Linear Regression Correlation
1. **Problem Statement:**
We have two problems involving paired data and linear regression.
**Problem 2:** Given casino size and revenue data, find the linear regression equation and predict revenue for a casino size of 200 thousand square feet.
**Problem 3:** Given time and height data of a soccer ball, find the linear correlation coefficient $r$, interpret it, and discuss potential mistakes without a scatterplot.
---
2. **Linear Regression Equation (Problem 2a):**
The linear regression equation is given by:
$$y = mx + b$$
where $m$ is the slope and $b$ is the y-intercept.
To find $m$ and $b$, use:
$$m = \frac{n\sum xy - \sum x \sum y}{n\sum x^2 - (\sum x)^2}$$
$$b = \frac{\sum y - m \sum x}{n}$$
*Note:* Since the paired data from the preceding exercise is not provided here, we cannot compute exact values. However, once $m$ and $b$ are found, the equation is complete.
---
3. **Prediction for Casino Size 200 (Problem 2b):**
Use the regression equation:
$$y = m(200) + b$$
This gives the predicted revenue.
*Is it likely to be accurate?* Prediction accuracy depends on whether 200 thousand square feet is within the range of the original data (interpolation) or outside (extrapolation).

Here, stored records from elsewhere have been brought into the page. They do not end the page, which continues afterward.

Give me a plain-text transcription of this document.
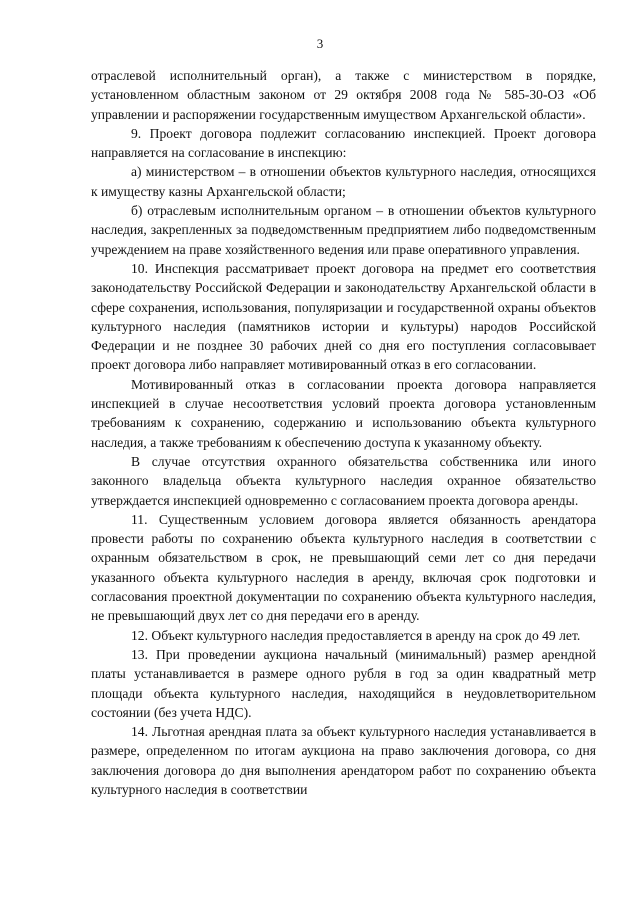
3

отраслевой исполнительный орган), а также с министерством в порядке, установленном областным законом от 29 октября 2008 года № 585-30-ОЗ «Об управлении и распоряжении государственным имуществом Архангельской области».

9. Проект договора подлежит согласованию инспекцией. Проект договора направляется на согласование в инспекцию:

а) министерством – в отношении объектов культурного наследия, относящихся к имуществу казны Архангельской области;

б) отраслевым исполнительным органом – в отношении объектов культурного наследия, закрепленных за подведомственным предприятием либо подведомственным учреждением на праве хозяйственного ведения или праве оперативного управления.

10. Инспекция рассматривает проект договора на предмет его соответствия законодательству Российской Федерации и законодательству Архангельской области в сфере сохранения, использования, популяризации и государственной охраны объектов культурного наследия (памятников истории и культуры) народов Российской Федерации и не позднее 30 рабочих дней со дня его поступления согласовывает проект договора либо направляет мотивированный отказ в его согласовании.

Мотивированный отказ в согласовании проекта договора направляется инспекцией в случае несоответствия условий проекта договора установленным требованиям к сохранению, содержанию и использованию объекта культурного наследия, а также требованиям к обеспечению доступа к указанному объекту.

В случае отсутствия охранного обязательства собственника или иного законного владельца объекта культурного наследия охранное обязательство утверждается инспекцией одновременно с согласованием проекта договора аренды.

11. Существенным условием договора является обязанность арендатора провести работы по сохранению объекта культурного наследия в соответствии с охранным обязательством в срок, не превышающий семи лет со дня передачи указанного объекта культурного наследия в аренду, включая срок подготовки и согласования проектной документации по сохранению объекта культурного наследия, не превышающий двух лет со дня передачи его в аренду.

12. Объект культурного наследия предоставляется в аренду на срок до 49 лет.

13. При проведении аукциона начальный (минимальный) размер арендной платы устанавливается в размере одного рубля в год за один квадратный метр площади объекта культурного наследия, находящийся в неудовлетворительном состоянии (без учета НДС).

14. Льготная арендная плата за объект культурного наследия устанавливается в размере, определенном по итогам аукциона на право заключения договора, со дня заключения договора до дня выполнения арендатором работ по сохранению объекта культурного наследия в соответствии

Extrapolation is less reliable.
---
4. **Linear Correlation Coefficient $r$ (Problem 3a):**
The formula for $r$ is:
$$r = \frac{n\sum xy - \sum x \sum y}{\sqrt{(n\sum x^2 - (\sum x)^2)(n\sum y^2 - (\sum y)^2)}}$$
Given:
Time $x$: 0.0, 0.2, 0.4, 0.6, 0.8, 1.0, 1.2, 1.4, 1.6, 1.8
Height $y$: 0.0, 1.7, 3.1, 3.9, 4.5, 4.7, 4.6, 4.1, 3.3, 2.1
Calculate sums:
$$\sum x = 9.0$$
$$\sum y = 28.9$$
$$\sum x^2 = 11.4$$
$$\sum y^2 = 108.15$$
$$\sum xy = 24.68$$
$$n = 10$$
Calculate numerator:
$$10 \times 24.68 - 9.0 \times 28.9 = 246.8 - 260.1 = -13.3$$
Calculate denominator:
$$\sqrt{(10 \times 11.4 - 9.0^2)(10 \times 108.15 - 28.9^2)} = \sqrt{(114 - 81)(1081.5 - 835.21)} = \sqrt{33 \times 246.29} = \sqrt{8127.57} \approx 90.18$$
Therefore:
$$r = \frac{-13.3}{90.18} \approx -0.1475$$
---
5. **Interpretation of $r$ (Problem 3b):**
An $r$ value of approximately $-0.15$ indicates a very weak negative linear correlation between time and height.
---
6. **Potential Mistake Without Scatterplot (Problem 3c):**
Without a scatterplot, one might incorrectly assume a linear relationship exists. The data shows a parabolic pattern (height increases then decreases), so linear regression is not appropriate. This could lead to misleading conclusions.
---
**Final answers:**
- Problem 2a: Linear regression equation $y = mx + b$ (values depend on data).
- Problem 2b: Predicted revenue at $x=200$ is $y = m(200) + b$; accuracy depends on data range.
- Problem 3a: $r \approx -0.15$.
- Problem 3b: Very weak negative linear correlation.
- Problem 3c: Mistake is assuming linearity without scatterplot.